Con el tiempo, las cosas cambiaron. Las mesas se hicieron más pequeñas, los grupos se reorganizaron y las invitaciones dejaron de funcionar como salvavidas para las distancias afectivas. Lo que antes parecía indispensable hoy es una decisión personal. En esa mudanza emocional aparece la pregunta de fondo: qué quedó de aquel espíritu festivo que parecía más fuerte que cualquier diferencia. ¿Desapareció por completo o adoptó otra forma?
Quizás la respuesta no esté en la nostalgia, sino en la memoria. La memoria pesa menos por lo que conserva que por lo que evitamos mirar. Cada familia guarda escenas pendientes, decisiones que dejaron huecos y palabras que nunca se dijeron. Eso no se esfuma porque nadie lo mencione. Se sienta a la mesa, ocupa un lugar y respira con nosotros aunque intentemos no verlo.
Aceptar esa parte de la historia no significa dramatizar. Es un gesto de honestidad. Cuando finalmente miramos de frente lo que ocurrió, sin justificaciones ni adornos, algo se acomoda por dentro. No soluciona todo ni sana de inmediato, pero afloja un nudo. Y ese pequeño alivio puede abrir la puerta a un modo diferente de reencontrarse.

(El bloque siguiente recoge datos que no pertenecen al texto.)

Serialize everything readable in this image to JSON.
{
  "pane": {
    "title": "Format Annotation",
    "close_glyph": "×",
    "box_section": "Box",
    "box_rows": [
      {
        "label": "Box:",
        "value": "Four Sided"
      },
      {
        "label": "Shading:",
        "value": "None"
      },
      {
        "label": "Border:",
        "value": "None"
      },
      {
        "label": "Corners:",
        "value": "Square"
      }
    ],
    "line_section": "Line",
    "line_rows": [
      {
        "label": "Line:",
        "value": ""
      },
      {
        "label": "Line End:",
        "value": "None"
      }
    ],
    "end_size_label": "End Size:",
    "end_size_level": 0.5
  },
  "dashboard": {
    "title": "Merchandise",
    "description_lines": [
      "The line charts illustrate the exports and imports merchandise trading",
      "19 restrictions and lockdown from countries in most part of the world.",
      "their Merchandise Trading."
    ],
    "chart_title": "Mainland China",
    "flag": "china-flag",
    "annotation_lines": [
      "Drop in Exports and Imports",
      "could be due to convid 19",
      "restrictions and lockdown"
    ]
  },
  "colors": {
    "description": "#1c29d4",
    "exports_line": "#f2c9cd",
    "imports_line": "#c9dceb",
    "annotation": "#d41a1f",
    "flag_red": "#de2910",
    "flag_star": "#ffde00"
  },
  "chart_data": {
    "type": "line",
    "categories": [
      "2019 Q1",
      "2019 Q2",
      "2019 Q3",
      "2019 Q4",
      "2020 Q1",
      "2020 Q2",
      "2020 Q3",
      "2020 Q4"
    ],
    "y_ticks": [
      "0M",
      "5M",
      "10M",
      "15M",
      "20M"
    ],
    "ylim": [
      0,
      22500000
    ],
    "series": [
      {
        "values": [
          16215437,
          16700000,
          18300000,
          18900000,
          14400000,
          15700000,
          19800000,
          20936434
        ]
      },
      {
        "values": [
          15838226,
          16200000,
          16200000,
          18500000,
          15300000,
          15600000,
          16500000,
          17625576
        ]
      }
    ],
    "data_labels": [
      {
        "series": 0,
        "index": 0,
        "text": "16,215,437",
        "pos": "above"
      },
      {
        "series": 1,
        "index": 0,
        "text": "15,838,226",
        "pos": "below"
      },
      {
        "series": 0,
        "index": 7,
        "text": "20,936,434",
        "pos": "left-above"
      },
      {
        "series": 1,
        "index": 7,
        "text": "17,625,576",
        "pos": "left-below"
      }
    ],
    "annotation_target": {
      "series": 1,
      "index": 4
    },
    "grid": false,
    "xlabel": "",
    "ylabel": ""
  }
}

Tal vez ahí aparezca la Navidad posible de hoy. No la multitudinaria ni la desbordada, sino una que se arma con lo que somos ahora, con vínculos que se reconstruyen a su tiempo, con gestos más simples y mesas más breves pero más conscientes. Porque el espíritu de las fiestas no se perdió. Cambió de forma. Y cada quien decide si quiere sostener la tradición de abrir un espacio, aunque sea mínimo, para volver a encontrarse.